Windrush must have left a paper trail
From: Mike Smith, Birkby, Huddersfield.
IT seems unreasonable that our present Government is catching all the blame for the Windrush affair when surely any blame for that rests with different governments and immigration authorities going back to 1948.
Except for the distress caused to the original immigrants involved, which needs sorting immediately, it must puzzle many why establishing their legitimate citizenship should ever have been a problem.
When the Windrush left the Caribbean, it would have a full passenger list, as required in maritime law for the obvious purpose of accounting for all passengers in the event of a disaster. Those records are definitely still available.
When they disembarked with their landing cards, which we must assume were collected at the port, they were surely issued with some form of citizenship identity, either passports or other documents. If not, why not? If any such documents were issued but later expired or became lost over time, it is hard to believe there were no records to facilitate their renewal.
If the landing cards were the only permanent records available, then whoever authorised their destruction without first checking the implications was guilty of gross incompetence.

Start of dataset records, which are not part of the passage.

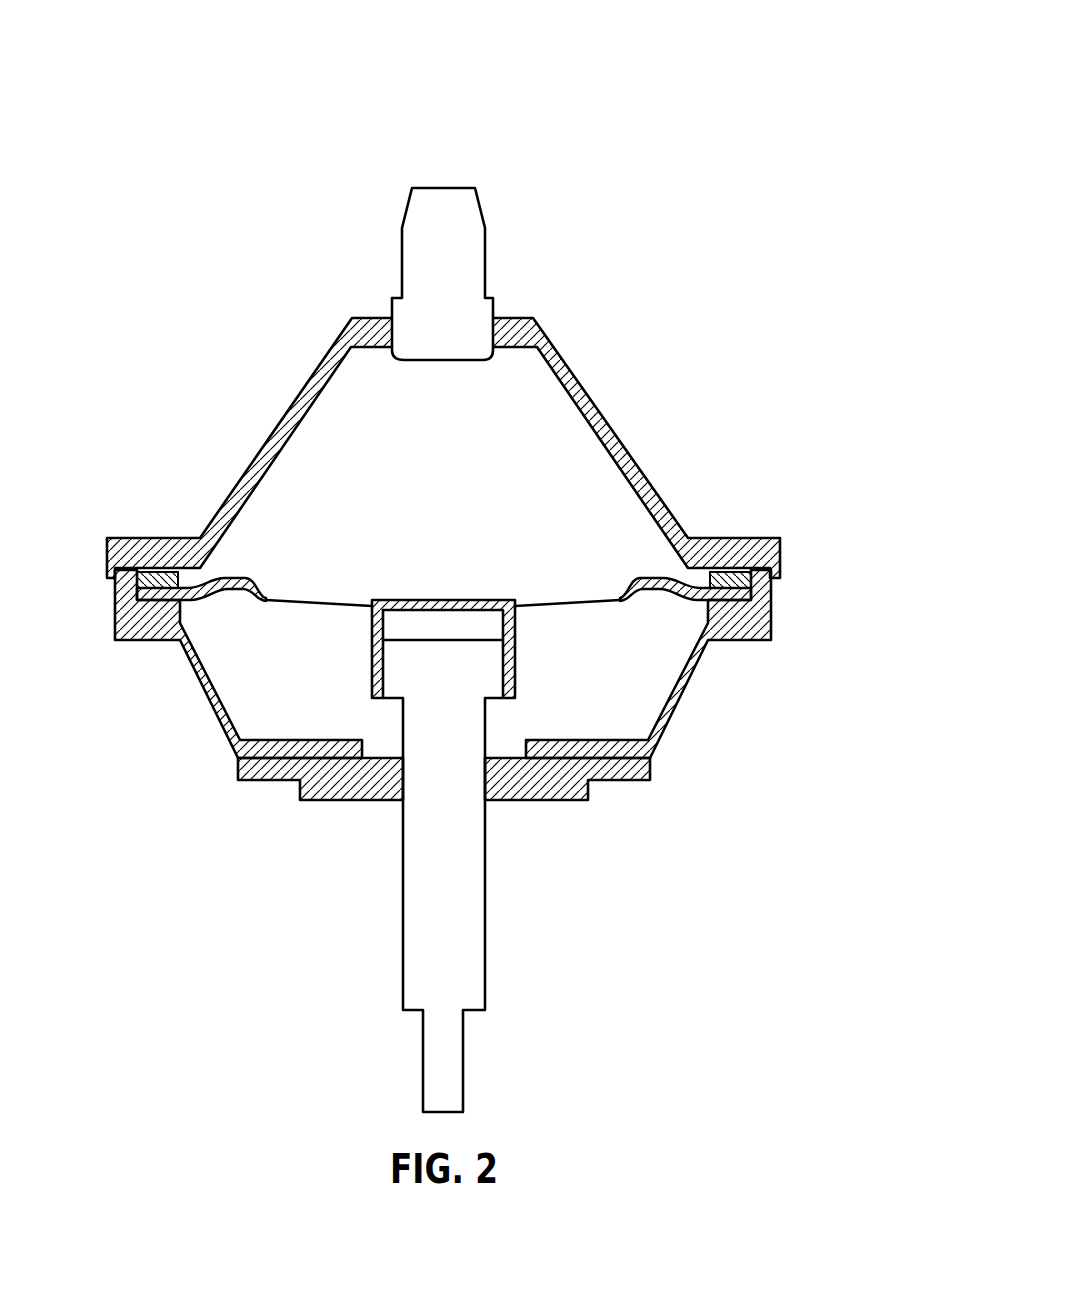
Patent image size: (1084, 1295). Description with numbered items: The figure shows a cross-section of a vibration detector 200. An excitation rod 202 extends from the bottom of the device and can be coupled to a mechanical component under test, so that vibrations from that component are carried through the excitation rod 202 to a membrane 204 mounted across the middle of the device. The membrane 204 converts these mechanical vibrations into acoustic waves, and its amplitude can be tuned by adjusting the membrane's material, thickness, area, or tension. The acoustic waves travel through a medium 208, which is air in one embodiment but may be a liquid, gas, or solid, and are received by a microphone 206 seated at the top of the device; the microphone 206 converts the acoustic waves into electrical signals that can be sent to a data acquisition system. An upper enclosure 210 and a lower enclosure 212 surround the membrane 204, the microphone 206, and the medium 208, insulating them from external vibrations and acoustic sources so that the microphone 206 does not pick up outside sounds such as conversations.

The vibration detector 200 is at (590, 40).
The excitation rod 202 is at (402, 912).
The membrane 204 is at (587, 600).
The microphone 206 is at (444, 188).
The medium 208 is at (543, 448).
The upper enclosure 210 is at (307, 385).
The lower enclosure 212 is at (672, 717).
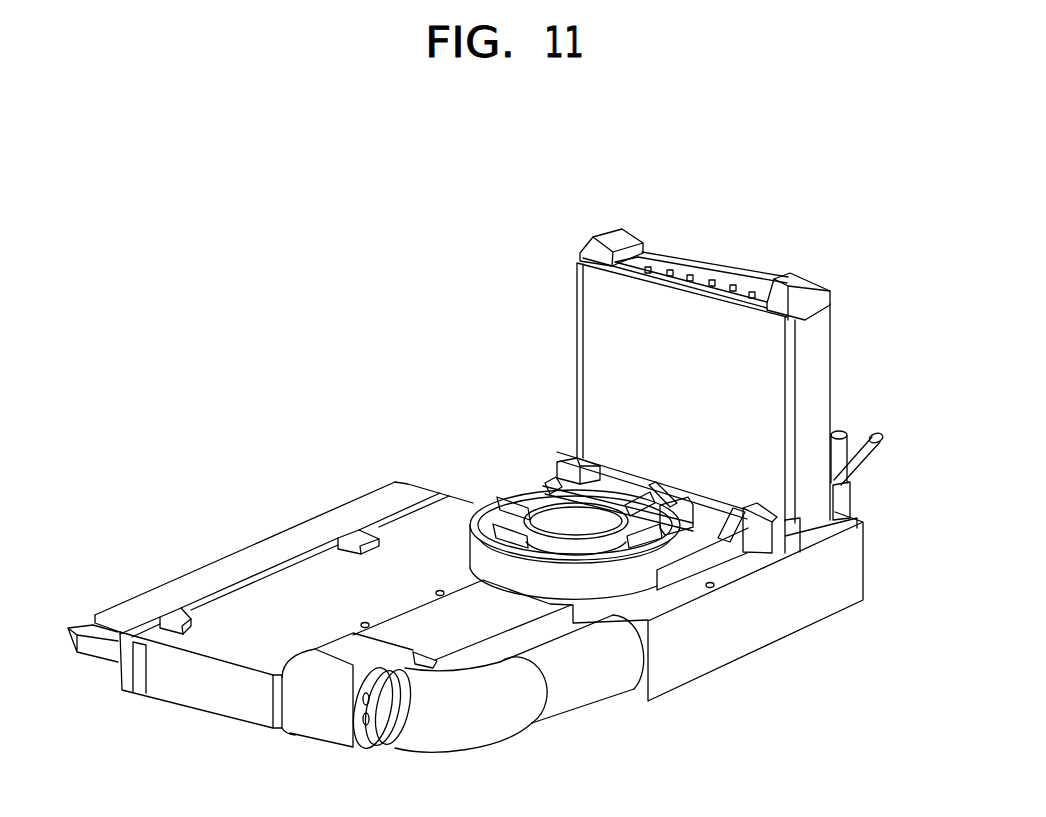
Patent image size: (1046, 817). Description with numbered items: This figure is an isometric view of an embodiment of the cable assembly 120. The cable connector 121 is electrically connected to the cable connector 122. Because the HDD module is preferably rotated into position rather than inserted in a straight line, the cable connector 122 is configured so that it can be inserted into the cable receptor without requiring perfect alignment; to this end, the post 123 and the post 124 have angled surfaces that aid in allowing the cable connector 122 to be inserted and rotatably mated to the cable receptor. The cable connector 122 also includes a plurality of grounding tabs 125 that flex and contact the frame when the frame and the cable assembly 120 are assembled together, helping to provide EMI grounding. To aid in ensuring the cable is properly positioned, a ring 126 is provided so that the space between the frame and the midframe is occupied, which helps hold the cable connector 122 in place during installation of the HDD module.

The cable assembly 120 is at (349, 412).
The cable connector 121 is at (285, 530).
The cable connector 122 is at (832, 350).
The post 123 is at (621, 230).
The post 124 is at (813, 281).
The grounding tabs 125 is at (884, 443).
The ring 126 is at (463, 500).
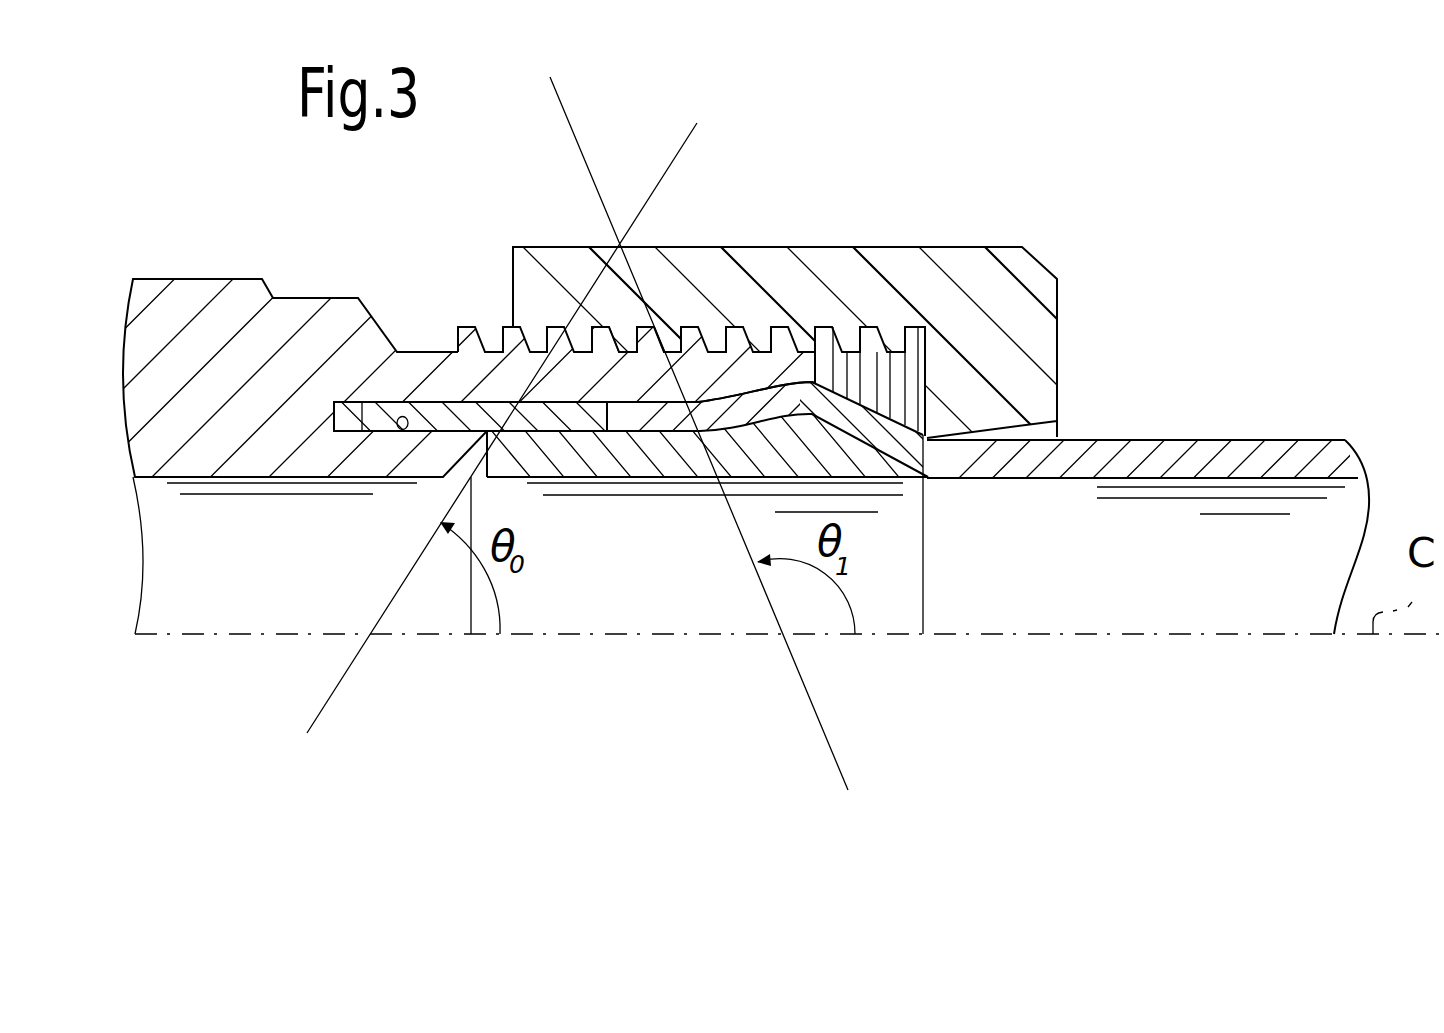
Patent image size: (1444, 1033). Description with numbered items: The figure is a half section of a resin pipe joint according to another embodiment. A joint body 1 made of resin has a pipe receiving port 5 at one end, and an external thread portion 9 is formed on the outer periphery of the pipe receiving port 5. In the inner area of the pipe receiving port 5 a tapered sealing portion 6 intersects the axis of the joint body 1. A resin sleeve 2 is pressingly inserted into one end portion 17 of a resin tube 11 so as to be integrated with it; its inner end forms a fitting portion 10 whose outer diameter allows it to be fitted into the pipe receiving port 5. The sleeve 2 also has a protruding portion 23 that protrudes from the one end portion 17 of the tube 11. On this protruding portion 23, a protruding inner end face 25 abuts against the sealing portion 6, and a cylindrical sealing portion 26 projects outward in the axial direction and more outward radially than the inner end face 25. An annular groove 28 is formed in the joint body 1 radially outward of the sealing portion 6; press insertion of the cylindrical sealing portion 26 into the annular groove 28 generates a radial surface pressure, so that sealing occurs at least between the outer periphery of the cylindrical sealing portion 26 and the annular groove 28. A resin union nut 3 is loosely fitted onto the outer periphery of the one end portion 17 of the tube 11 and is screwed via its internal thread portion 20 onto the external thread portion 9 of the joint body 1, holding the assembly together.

There should be no shortage of records for Windrush immigrants to establish their legitimate citizenship. It is nevertheless easy to imagine an individual needing access to that information would not get much help from the sort of tick-box officialdom we often encounter these days.
On a final point for those interested, the Empire Windrush, to give her her full name, later sank in the Mediterranean in 1954 following a fire while serving as a troopship.